Anyhow, Pierce is crooning a Depression-era tune with socialist swagger – the notion that liberalism is idealism striding forward in boldness and activism, while conservatism is dedicated to getting the body politic drunk and napping. They would suggest conservatism is "in-activism." Which suggests he really hasn’t been watching the conservative movement at all in the last few decades. But let’s get back to how conservatives are murdering America:
It had been happening, bit by bit, over nearly forty years. Ronald Reagan sold the idea that "government" was something alien. The notion of a political commonwealth fell into a desuetude so profound that even Bill Clinton said "The end of big government is over" and was cheered across the political spectrum.

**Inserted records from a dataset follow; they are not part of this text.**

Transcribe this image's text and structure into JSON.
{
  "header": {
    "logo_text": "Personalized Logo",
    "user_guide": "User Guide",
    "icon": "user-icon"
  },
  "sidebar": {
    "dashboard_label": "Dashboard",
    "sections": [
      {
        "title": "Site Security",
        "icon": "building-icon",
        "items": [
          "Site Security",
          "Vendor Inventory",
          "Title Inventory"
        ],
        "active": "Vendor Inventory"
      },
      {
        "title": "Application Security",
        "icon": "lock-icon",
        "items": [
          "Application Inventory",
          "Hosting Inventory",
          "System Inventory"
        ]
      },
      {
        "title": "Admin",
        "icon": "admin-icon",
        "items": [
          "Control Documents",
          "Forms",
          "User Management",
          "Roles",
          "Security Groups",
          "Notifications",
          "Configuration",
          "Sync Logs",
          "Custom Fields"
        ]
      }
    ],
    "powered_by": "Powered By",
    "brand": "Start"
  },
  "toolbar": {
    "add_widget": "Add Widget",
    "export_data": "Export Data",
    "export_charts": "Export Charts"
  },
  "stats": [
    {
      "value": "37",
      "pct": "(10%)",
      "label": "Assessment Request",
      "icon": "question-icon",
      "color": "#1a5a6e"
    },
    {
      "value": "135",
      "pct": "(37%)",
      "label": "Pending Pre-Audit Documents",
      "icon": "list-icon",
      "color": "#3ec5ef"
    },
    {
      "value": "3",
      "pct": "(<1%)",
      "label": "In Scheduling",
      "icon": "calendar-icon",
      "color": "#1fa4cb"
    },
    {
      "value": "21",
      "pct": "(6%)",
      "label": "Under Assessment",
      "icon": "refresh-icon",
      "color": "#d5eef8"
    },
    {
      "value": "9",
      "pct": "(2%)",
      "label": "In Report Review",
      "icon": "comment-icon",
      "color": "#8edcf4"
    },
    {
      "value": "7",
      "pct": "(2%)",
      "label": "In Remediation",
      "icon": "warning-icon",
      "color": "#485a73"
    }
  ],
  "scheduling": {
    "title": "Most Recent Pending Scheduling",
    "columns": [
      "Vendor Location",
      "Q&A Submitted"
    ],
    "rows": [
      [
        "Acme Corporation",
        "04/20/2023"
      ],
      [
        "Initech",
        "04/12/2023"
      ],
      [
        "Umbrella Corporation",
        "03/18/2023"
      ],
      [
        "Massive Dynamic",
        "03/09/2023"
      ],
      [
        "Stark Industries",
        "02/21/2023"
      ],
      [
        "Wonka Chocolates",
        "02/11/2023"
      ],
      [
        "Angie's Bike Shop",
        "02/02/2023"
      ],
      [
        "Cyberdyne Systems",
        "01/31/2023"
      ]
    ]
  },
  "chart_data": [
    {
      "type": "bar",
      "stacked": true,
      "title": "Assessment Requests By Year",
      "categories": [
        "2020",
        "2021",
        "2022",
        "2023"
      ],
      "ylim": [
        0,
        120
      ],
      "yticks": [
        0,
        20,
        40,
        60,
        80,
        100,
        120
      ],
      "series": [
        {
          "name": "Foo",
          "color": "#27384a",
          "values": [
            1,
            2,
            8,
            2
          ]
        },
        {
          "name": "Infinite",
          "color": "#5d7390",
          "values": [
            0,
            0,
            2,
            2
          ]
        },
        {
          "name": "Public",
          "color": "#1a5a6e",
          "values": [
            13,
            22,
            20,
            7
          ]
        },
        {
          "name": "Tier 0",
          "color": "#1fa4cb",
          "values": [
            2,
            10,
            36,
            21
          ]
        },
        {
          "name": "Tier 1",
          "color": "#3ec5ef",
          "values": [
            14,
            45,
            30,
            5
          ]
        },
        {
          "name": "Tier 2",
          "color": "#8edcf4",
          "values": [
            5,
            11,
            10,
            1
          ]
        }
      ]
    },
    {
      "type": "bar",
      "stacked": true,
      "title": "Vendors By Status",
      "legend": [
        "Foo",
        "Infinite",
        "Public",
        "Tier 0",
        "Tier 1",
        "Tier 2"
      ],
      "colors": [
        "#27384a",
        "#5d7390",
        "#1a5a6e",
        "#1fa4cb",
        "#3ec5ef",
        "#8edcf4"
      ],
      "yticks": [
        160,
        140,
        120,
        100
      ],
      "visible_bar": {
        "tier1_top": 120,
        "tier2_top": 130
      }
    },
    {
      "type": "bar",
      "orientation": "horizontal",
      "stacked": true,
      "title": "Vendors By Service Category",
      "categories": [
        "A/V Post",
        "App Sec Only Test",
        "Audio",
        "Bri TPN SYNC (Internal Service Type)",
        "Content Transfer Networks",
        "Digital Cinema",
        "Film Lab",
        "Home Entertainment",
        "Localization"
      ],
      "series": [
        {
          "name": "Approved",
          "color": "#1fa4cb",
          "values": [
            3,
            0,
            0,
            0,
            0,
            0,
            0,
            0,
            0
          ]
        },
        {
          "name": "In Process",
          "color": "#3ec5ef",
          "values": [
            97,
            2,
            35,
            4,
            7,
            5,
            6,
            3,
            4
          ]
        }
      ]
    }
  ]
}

Pierce then relates this directly to the idea that after Hurricane Katrina, "an American city drowned and the president didn’t care enough to leave a birthday party...it could not have come as any surprise to anyone honest enough to have watched this country steadily abandon self-government over the previous four decades. The catastrophe that is the administration of George W. Bush is not unprecedented. It was merely inevitable. The people of the United States have been accessorial in the murder of their country."

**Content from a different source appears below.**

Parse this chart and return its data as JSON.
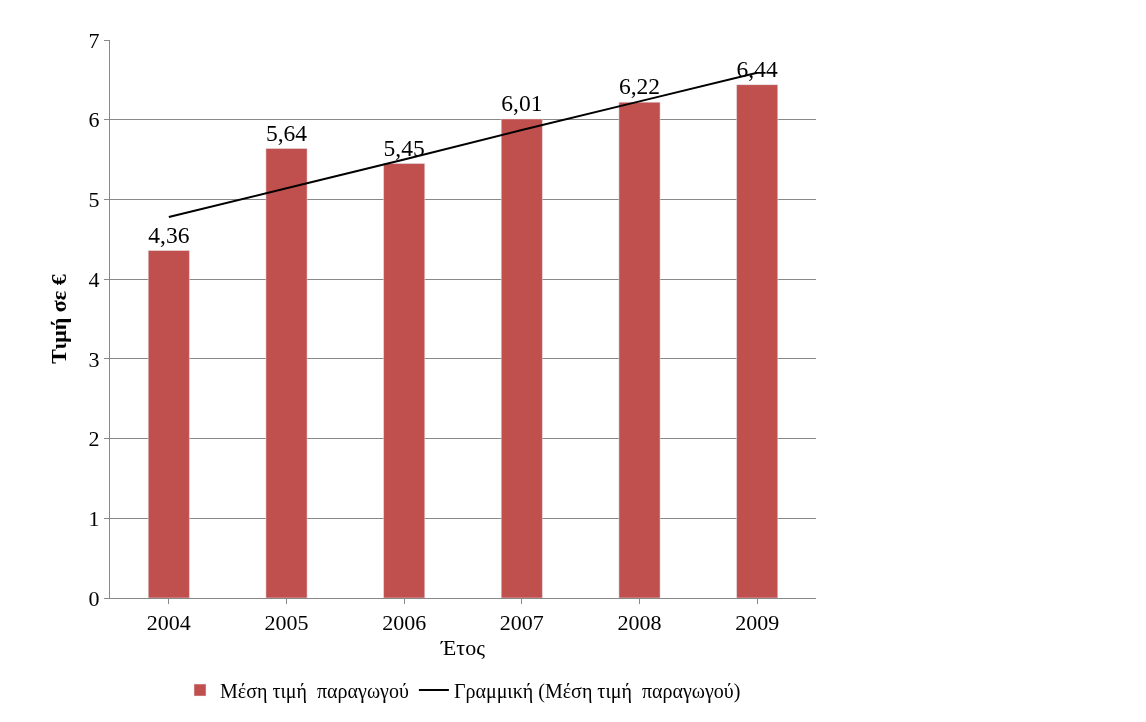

Pierce, assigning all wisdom to himself and all foolishness to conservatives, sees the 2008 election predictably as "an epochal choice of wisdom over stupidity, energy over apathy, grimly serious business over shiny trivialities."
He wasn’t happy about the 2004 election, when he saw "fat little delegates and their fat little wives wearing Purple Heart Band-Aids to mock John Kerry’s war wounds. He saw the Swift Boat ads. The country bought it. The country moved on."
He’s not enjoying this campaign either, since Jeremiah Wright "had said some things from the pulpit that you pretty much have to be a white preacher in the country to get away with." He lamented the rise of patriotism as an issue again, repeating that it was coming from those fat little delegates and their fat wives. "They were coming from the people who did their best to disqualify black people from voting and gay people from marrying, in those red states that Barack Obama had told the Democratic convention were only an imaginary construct meant to divide us, as though the country didn’t open its eyes wide and walk into the divide, skipping and whistling like the children of Hamelin."
Patriotism was a phony issue with our democracy in "tattered remnants...bedraggled ideals dragged through the mud at Guantanamo and Bagram and a hundred other places." Patriotism was "Blind, stupid, deaf, and dumb loyalty to shapes and colors and band music and bright shiny flag lapel pins." Pierce imagined himself singing, "My country tis of thee/ Sweet land of dumbassery."
He concluded: "Why would anyone have faith in America, which is not tough but fearful, not smart but stupid, and not shrewd but willing to fall for almost anything as long as it comes wrapped in a flag? Why would anyone have faith in Americans?"
Pierce clearly loves Obama, but thinks he’s not cynical enough. He wants the American people to be chewed out. "There has to be confession. There has to be penance...There were not enough people in handcuffs yet."
Which, come to think of it, is an odd concept for someone who still imagines Mary Jo Kopechne as a Ted Kennedy beneficiary.